Ante la petición de las mujeres, Leonela ordena que se les envíe un ataúd porque, como el cuerpo de Porfirio no ha aparecido por ningún lado del río que se lo ha comido misteriosamente, el entierro no puede realizarse.
Sin cuerpo no puede haber entierro.
Leonela enfurece.
“Pretextos —dice—. Lo sé muy bien: ésas han escondido al muerto para exigir dinero en efectivo, y bebérselo. (Golpea la mesa) ¡Así son, las conozco! Se les dará caja y entierro, o nada”.
Y las mujeres no saben qué hacer con la caja vacía, que no cabe en su casa.
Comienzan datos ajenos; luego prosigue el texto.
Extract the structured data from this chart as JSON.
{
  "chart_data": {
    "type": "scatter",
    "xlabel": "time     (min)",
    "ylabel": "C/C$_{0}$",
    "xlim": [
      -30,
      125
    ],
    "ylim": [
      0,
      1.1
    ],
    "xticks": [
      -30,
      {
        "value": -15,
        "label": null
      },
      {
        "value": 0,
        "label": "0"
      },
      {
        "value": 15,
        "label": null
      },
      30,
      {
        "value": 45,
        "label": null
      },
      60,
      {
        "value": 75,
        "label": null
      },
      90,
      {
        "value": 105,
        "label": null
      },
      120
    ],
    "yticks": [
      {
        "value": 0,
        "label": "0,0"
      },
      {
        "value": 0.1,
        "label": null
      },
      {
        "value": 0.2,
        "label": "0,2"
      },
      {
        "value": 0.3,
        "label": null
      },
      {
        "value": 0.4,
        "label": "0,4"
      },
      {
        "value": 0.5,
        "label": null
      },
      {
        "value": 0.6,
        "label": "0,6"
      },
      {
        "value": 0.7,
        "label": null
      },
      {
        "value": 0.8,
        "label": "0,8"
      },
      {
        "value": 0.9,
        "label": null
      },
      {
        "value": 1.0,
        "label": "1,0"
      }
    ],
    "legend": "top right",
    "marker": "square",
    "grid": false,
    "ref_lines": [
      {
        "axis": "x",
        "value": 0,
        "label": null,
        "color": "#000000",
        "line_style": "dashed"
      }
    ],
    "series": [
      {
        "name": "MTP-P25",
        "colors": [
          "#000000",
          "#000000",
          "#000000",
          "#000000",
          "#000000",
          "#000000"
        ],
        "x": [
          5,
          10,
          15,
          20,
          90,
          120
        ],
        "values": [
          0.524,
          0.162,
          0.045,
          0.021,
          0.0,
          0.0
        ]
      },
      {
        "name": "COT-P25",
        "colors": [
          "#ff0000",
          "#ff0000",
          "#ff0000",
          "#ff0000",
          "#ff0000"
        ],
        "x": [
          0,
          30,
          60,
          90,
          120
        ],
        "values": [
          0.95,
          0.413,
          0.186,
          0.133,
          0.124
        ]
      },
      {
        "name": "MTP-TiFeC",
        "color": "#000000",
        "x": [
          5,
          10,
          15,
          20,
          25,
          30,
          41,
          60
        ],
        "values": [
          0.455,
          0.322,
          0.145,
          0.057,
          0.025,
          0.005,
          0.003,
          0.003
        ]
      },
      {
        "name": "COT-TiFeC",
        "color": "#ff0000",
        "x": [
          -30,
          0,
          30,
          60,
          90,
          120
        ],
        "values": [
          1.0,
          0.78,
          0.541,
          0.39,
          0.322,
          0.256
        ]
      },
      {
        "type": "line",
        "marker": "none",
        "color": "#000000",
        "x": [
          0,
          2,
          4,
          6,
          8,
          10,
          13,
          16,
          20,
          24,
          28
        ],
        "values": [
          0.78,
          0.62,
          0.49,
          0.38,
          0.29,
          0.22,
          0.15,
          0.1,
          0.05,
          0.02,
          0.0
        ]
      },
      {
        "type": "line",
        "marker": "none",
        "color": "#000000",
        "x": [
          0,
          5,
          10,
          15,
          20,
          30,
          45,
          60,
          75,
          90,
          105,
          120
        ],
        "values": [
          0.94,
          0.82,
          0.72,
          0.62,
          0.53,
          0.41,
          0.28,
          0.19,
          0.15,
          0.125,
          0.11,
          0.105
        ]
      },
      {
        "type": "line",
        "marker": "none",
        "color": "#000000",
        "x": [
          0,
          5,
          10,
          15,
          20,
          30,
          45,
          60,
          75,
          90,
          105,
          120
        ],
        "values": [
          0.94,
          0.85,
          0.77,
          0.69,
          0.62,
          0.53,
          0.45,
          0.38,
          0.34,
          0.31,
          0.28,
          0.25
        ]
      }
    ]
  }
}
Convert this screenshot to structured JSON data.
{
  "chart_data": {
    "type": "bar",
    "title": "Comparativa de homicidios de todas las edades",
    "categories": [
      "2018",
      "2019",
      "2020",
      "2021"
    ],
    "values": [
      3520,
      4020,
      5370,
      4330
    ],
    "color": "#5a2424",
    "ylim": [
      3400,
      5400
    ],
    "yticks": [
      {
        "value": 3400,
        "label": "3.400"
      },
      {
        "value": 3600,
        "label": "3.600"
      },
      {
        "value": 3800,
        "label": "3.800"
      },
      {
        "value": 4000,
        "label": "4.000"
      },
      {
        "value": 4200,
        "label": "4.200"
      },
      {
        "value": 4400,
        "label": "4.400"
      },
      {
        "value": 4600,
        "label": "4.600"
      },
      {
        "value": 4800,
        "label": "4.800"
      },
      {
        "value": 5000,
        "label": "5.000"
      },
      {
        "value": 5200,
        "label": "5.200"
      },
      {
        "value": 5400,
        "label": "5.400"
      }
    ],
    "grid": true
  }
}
“Lo guardaron debajo de la cama —dice Carballido en el cuento—, pero ahí asustaba a los niños (ya les habían dicho que era una caja de muerto); lo metieron al corral, pero las gallinas empezaron a ensuciarlo. Afuera de la casa era imposible que estuviera. Al fin lo pusieron de pie: esquinaron un ropero y lo acomodaron detrás, pero los adornos de metal, muy grandes, no permitían un equilibrio permanente y se venía súbitamente de boca, balanceaba así al frágil ropero, amenazando tirarlo; esto ocurría cada vez que pasaba el tren. Allí lo dejaron, sin embargo, porque las dos mujeres ya estaban hartas de andar acarreando el fúnebre mueble de un lado a otro”.

3
En su obra, Carballido exhibe los dos polos opuestos de la sociedad (pueblo-gobierno), cada uno con necesidades diversas, caminando acaso juntos, pero de manera paralela, equidistante, jamás encontrados, nunca unidos en un cruce ni un punto común.
Las mujeres pobres de Emilio Carballido, según él mismo apunta, viven, a falta de estímulos más reales, “de milagros”, tal como lo han hecho, desde el origen de los tiempos, los desafortunados de este reino.